In 2019, British painter Celia Paul began writing letters addressed to the late artist Gwen John, who lived from 1876 to 1939, but saw her own artistic accomplishments overlooked compared to those of her brother, Augustus John, and her lover, Auguste Rodin. Paul has long been inspired by John, and compares their shared passion for art and creative struggles in this intimate epistolary work.
In his heavily researched book, Mike Pitts examines the technical evidence to determine how the ancients would have built Stonehenge, the mysteries of which have fascinated people for generations. His take? Pitts believes the bluestones would have been transported hundreds of miles overland from Wales via wooden sledges on wooden trackways, guided with poles. The larger sarsen slabs came from only 17 miles away, but raising the stones into three-part trilithons probably required using logs to lever them into position.
In 2020, writer Lori Zimmer and illustrator Maria Krasinski teamed up to produce a charming volume celebrating overlooked art in New York City’s public places. Their follow-up effort crosses the Atlantic to Paris to uncover works by the likes of Salvador Dalí, Joan Miró, and Jean-Michel Othoniel in what amounts to a delightful mashup of travel guide and art history.
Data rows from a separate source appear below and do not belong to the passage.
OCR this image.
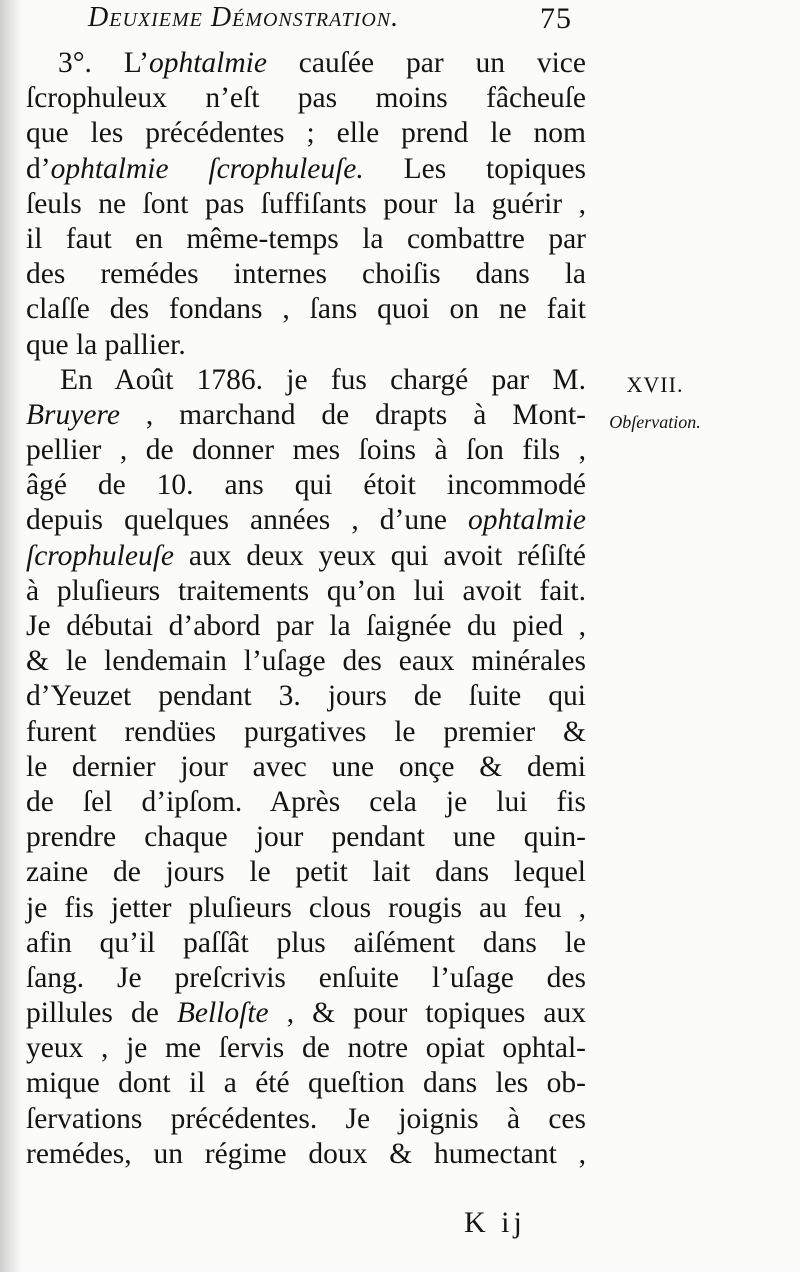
Deuxieme Démonstration.	75
3°. L’ophtalmie cauſée par un vice
ſcrophuleux n’eſt pas moins fâcheuſe
que les précédentes ; elle prend le nom
d’ophtalmie ſcrophuleuſe. Les topiques
ſeuls ne ſont pas ſuffiſants pour la guérir ,
il faut en même-temps la combattre par
des remédes internes choiſis dans la
claſſe des fondans , ſans quoi on ne fait
que la pallier.
En Août 1786. je fus chargé par M.
Bruyere , marchand de drapts à Mont-
pellier , de donner mes ſoins à ſon fils ,
âgé de 10. ans qui étoit incommodé
depuis quelques années , d’une ophtalmie
ſcrophuleuſe aux deux yeux qui avoit réſiſté
à pluſieurs traitements qu’on lui avoit fait.
Je débutai d’abord par la ſaignée du pied ,
& le lendemain l’uſage des eaux minérales
d’Yeuzet pendant 3. jours de ſuite qui
furent rendües purgatives le premier &
le dernier jour avec une onçe & demi
de ſel d’ipſom. Après cela je lui fis
prendre chaque jour pendant une quin-
zaine de jours le petit lait dans lequel
je fis jetter pluſieurs clous rougis au feu ,
afin qu’il paſſât plus aiſément dans le
ſang. Je preſcrivis enſuite l’uſage des
pillules de Belloſte , & pour topiques aux
yeux , je me ſervis de notre opiat ophtal-
mique dont il a été queſtion dans les ob-
ſervations précédentes. Je joignis à ces
remédes, un régime doux & humectant ,
XVII.
Obſervation.
K ij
In our post #MeToo world, Peter Beard doesn’t exactly come across like the charming rapscallion author Graham Boynton clearly thinks he is. (In the most damning anecdote, Beard punches his wife Cheryl Tiegs in the stomach, causing a miscarriage.) But the photographer, who spent much of his life documenting African wildlife, was clearly a most singular individual, carving out a unique place in the art world, leaving behind a massive and ambitious body of work despite his libertine lifestyle. Esteemed by collectors without, believe it or not, a single museum show to his name, Beard never compromised his creative vision, pouring his literal blood, sweat, and tears into collaged works that pushed the boundaries of photography.
Archaeology and genetics come together in this book exploring the earliest human history in the Americas. Jennifer Raff makes a compelling case once and for all to disband with the once iron-clad Clovis first theory that the first humans entered the continent at the end of the last ice age some 13,000 years ago, across the Bering Strait land bridge. Instead, the archaeological—and genetic—evidence points to a much earlier date, suggesting that the first Americans had made their way down the coastal “Kelp Highway” as early as 22,000 years ago. Highlights include a transporting scene in which Raff describes her work extracting DNA from old bones at a clean lab at the University of Kansas.
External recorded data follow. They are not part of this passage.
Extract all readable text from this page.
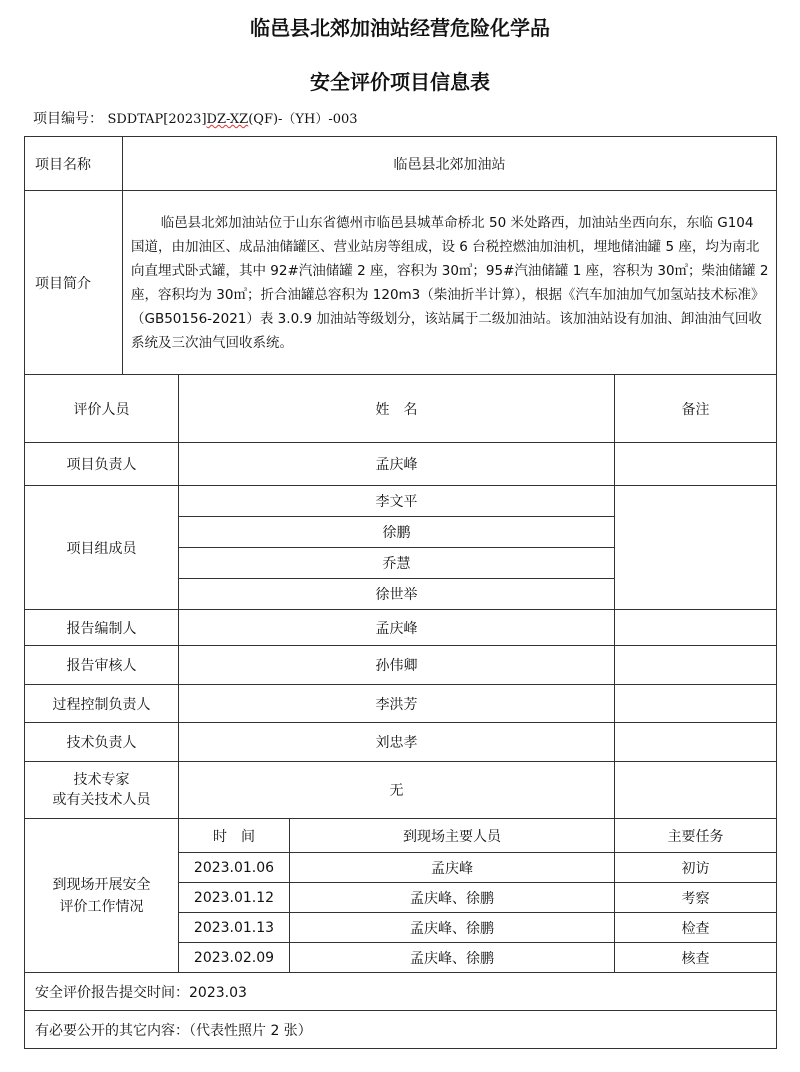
临邑县北郊加油站经营危险化学品
安全评价项目信息表
项目编号： SDDTAP[2023]DZ-XZ(QF)-（YH）-003
项目名称	临邑县北郊加油站			
项目简介	临邑县北郊加油站位于山东省德州市临邑县城革命桥北 50 米处路西，加油站坐西向东，东临 G104 国道，由加油区、成品油储罐区、营业站房等组成，设 6 台税控燃油加油机，埋地储油罐 5 座，均为南北向直埋式卧式罐，其中 92#汽油储罐 2 座，容积为 30㎥；95#汽油储罐 1 座，容积为 30㎥；柴油储罐 2 座，容积均为 30㎥；折合油罐总容积为 120m3（柴油折半计算），根据《汽车加油加气加氢站技术标准》（GB50156-2021）表 3.0.9 加油站等级划分，该站属于二级加油站。该加油站设有加油、卸油油气回收系统及三次油气回收系统。			
评价人员		姓　名		备注
项目负责人		孟庆峰		
项目组成员		李文平		
		徐鹏		
		乔慧		
		徐世举		
报告编制人		孟庆峰		
报告审核人		孙伟卿		
过程控制负责人		李洪芳		
技术负责人		刘忠孝		

技术专家
或有关技术人员		无		

到现场开展安全
评价工作情况		时　间	到现场主要人员	主要任务
		2023.01.06	孟庆峰	初访
		2023.01.12	孟庆峰、徐鹏	考察
		2023.01.13	孟庆峰、徐鹏	检查
		2023.02.09	孟庆峰、徐鹏	核查
安全评价报告提交时间：2023.03				
有必要公开的其它内容：（代表性照片 2 张）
When art-critic-turned-marketing-flack Solomon Fields gets invited to visit a paradisal artist colony and write about what its founder, Sebastian Light, is building there, it seems like the perfect escape from personal tragedy. But it quickly becomes clear that something is not quite right in the Coded Garden, culminating in the resident artists’ eagerly awaited biennial and its unexpected aftermath. The novel is at turns comical, insightful, and unsettling, skewering the snobbery and cultishness of the art world while reconsidering the value of so-called creative genius—and the power of those who claim to foster it.
This beautiful novel brings to life the fictional 20th-century British artist Rose Hartwood. She overcomes having a child out of wedlock and giving him up for adoption, and narrowly survives not one but two World War II bombing raids to achieve renown for her paintings. The story unfolds too quickly, years flying by as Rose grows old and is forced to leave her legacy to the next generation.